As I see it, a lot of America’s socio-political dynamics are rooted in grievance and unforgiveness. We all know how hard it is to forgive, especially when someone has truly done wrong. We are all tempted to hold onto grievances. The power of being right is intoxicating and easy to rationalize. We want to punish those who hurt us even more than we want healing for ourselves or the relationship. Ideologues exploit this situation for their own harmful ends.
This state of things deeply concerns me. When a person or group is injured, steps can be taken to right the wrong but that won’t heal the injured party. Forgiveness is the only path to healing, and only the one who has been hurt can forgive. If a person or group holds onto offense, no amount of amends will help. When offense is used as an ideological weapon, that is another situation altogether. It is no longer about reconciliation or fixing a problem. It is about bullying and forcing compliance with the ideology.
From my perspective, many protesters are engaged in an ideologically motivated campaign of accusation and unforgiveness. I cannot join them in that campaign or speak in favor of it. This is to say nothing of the wanton destruction that often accompanies protests. Not all protesters are ideologically motivated or destructive. But there’s no separating one from the other so I can’t participate.
Jesus forgave when everything was still wrong, when no amends had been made. While dying, He forgave the ones killing Him, and offered His life as the amends they were unable to make. This is our example.
As I observed in another post, Jesus mentioned a sin that wouldn’t be forgiven. It wasn’t racism or the other things that drive outrage-politics today. It was unforgiveness: “For if you forgive people their wrongdoing, your heavenly Father will forgive you as well. But if you don’t forgive people, your Father will not forgive your wrongdoing” (Matt. 6:14-15).
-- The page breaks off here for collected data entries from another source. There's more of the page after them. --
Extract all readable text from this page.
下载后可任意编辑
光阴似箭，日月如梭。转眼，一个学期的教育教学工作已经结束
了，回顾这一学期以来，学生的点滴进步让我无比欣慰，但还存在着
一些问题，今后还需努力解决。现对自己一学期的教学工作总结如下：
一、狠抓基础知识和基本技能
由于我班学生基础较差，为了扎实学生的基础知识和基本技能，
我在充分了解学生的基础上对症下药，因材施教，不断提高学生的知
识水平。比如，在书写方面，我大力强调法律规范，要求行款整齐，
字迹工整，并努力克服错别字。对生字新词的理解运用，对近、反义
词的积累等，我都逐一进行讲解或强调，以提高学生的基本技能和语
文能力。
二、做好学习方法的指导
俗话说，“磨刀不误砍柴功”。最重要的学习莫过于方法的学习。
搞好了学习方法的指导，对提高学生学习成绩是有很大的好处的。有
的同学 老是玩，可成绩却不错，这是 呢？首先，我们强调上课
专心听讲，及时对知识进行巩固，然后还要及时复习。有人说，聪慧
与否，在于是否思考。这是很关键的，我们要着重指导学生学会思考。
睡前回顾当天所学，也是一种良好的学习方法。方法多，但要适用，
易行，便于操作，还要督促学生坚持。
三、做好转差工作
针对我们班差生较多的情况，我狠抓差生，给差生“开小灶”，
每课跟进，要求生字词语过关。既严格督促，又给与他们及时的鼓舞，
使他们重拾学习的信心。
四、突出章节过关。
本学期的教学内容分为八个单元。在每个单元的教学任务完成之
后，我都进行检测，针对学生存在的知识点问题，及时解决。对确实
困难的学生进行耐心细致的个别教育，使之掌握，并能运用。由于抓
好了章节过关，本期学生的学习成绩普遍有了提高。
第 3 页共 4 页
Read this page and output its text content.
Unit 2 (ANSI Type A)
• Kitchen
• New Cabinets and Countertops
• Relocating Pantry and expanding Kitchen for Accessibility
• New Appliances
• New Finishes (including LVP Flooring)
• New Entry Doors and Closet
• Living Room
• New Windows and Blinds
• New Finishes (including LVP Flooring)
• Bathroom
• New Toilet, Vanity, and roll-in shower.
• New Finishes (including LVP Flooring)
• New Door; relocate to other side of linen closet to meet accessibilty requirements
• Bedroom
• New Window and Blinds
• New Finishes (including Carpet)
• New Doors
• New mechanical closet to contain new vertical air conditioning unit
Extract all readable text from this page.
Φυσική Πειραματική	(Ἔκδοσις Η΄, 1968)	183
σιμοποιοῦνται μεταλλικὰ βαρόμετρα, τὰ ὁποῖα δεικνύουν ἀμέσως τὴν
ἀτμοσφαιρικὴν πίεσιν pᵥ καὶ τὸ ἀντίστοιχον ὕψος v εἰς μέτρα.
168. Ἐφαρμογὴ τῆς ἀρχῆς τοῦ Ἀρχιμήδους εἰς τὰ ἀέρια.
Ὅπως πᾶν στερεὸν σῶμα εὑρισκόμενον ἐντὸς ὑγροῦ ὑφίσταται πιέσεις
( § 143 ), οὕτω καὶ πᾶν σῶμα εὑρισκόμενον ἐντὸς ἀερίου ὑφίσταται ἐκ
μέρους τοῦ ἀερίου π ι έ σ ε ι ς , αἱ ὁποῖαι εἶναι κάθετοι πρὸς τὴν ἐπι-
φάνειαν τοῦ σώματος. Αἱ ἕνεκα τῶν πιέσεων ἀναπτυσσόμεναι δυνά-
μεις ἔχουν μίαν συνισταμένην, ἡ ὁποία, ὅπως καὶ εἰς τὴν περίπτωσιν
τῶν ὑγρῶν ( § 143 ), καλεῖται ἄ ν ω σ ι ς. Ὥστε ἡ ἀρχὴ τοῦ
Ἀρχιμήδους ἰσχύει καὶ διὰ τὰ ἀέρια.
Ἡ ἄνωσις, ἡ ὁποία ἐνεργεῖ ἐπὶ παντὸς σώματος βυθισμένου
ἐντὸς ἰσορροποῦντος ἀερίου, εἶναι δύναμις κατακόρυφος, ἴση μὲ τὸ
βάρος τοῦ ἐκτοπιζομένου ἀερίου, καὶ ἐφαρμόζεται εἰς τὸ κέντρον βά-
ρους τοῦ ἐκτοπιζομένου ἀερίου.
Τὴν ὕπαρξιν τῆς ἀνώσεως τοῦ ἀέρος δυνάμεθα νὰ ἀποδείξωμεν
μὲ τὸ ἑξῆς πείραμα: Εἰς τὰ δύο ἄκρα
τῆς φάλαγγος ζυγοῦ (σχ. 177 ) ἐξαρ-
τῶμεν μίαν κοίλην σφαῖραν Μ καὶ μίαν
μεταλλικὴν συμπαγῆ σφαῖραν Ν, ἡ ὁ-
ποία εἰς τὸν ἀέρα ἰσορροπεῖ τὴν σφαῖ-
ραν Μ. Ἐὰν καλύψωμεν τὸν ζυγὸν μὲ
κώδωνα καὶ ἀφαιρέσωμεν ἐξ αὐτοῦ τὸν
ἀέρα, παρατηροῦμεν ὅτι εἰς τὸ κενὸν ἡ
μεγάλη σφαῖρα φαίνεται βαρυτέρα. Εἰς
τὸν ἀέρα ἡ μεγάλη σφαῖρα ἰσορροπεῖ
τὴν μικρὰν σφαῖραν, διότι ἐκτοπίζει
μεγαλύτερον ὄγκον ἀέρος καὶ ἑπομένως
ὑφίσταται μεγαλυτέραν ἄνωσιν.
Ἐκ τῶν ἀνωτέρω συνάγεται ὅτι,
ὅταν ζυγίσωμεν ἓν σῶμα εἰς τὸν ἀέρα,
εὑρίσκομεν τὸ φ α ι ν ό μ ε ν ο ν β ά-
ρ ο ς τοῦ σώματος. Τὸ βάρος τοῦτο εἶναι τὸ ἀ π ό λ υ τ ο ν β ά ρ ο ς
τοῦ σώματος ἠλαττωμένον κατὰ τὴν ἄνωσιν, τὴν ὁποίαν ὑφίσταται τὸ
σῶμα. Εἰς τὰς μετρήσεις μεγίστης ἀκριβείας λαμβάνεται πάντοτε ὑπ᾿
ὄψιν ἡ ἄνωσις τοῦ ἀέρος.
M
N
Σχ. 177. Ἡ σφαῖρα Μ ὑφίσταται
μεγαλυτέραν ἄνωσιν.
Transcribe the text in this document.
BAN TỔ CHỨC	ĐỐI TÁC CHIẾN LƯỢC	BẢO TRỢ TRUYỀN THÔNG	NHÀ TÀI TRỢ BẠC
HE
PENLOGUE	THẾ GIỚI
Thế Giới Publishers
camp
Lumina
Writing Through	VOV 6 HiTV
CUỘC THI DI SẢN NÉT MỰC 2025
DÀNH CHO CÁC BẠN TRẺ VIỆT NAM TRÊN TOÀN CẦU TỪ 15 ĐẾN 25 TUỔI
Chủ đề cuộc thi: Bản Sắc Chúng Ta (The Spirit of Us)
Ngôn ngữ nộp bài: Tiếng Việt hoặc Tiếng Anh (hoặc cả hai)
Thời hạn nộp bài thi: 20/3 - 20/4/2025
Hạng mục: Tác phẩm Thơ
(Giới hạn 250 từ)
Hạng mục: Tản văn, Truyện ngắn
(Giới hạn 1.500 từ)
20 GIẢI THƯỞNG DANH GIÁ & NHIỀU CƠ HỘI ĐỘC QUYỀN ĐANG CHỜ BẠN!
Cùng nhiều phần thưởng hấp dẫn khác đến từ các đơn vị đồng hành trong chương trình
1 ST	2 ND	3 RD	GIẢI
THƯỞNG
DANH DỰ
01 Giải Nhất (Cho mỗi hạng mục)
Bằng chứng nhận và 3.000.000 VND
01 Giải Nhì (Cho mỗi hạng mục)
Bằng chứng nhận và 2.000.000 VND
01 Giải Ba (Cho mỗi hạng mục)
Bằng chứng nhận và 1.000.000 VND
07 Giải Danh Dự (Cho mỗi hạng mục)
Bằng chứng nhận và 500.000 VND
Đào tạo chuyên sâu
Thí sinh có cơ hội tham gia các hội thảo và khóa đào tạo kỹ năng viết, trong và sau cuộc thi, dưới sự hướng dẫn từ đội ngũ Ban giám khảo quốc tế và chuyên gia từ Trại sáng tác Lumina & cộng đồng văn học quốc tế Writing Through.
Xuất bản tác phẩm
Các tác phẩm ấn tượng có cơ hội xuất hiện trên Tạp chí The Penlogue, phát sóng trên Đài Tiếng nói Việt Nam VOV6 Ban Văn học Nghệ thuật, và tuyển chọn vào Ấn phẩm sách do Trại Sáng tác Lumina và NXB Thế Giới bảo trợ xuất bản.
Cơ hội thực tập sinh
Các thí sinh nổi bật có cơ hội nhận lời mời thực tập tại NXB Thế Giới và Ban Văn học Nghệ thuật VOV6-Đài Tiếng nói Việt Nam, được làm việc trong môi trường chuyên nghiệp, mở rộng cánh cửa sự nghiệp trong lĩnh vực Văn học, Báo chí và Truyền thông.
The last few weeks, I have often thought about Jesus’s trial. He was accused of everything from insurrection to blasphemy. In response, He said very little. Isaiah prophetically captured this when he wrote, “Like a lamb led to the slaughter and like a sheep silent before her shearers, He did not open His mouth” (Isaiah 53:7). When faced with a crowd that seems ideologically bent on criminalizing anyone who questions them, silence might be the best option.
No matter what protesters say, silence isn’t always violence; it isn’t always compliance. When I look at Jesus, at His simple and beautiful example of forgiveness, I am reminded of the old saying: “Silence is golden.”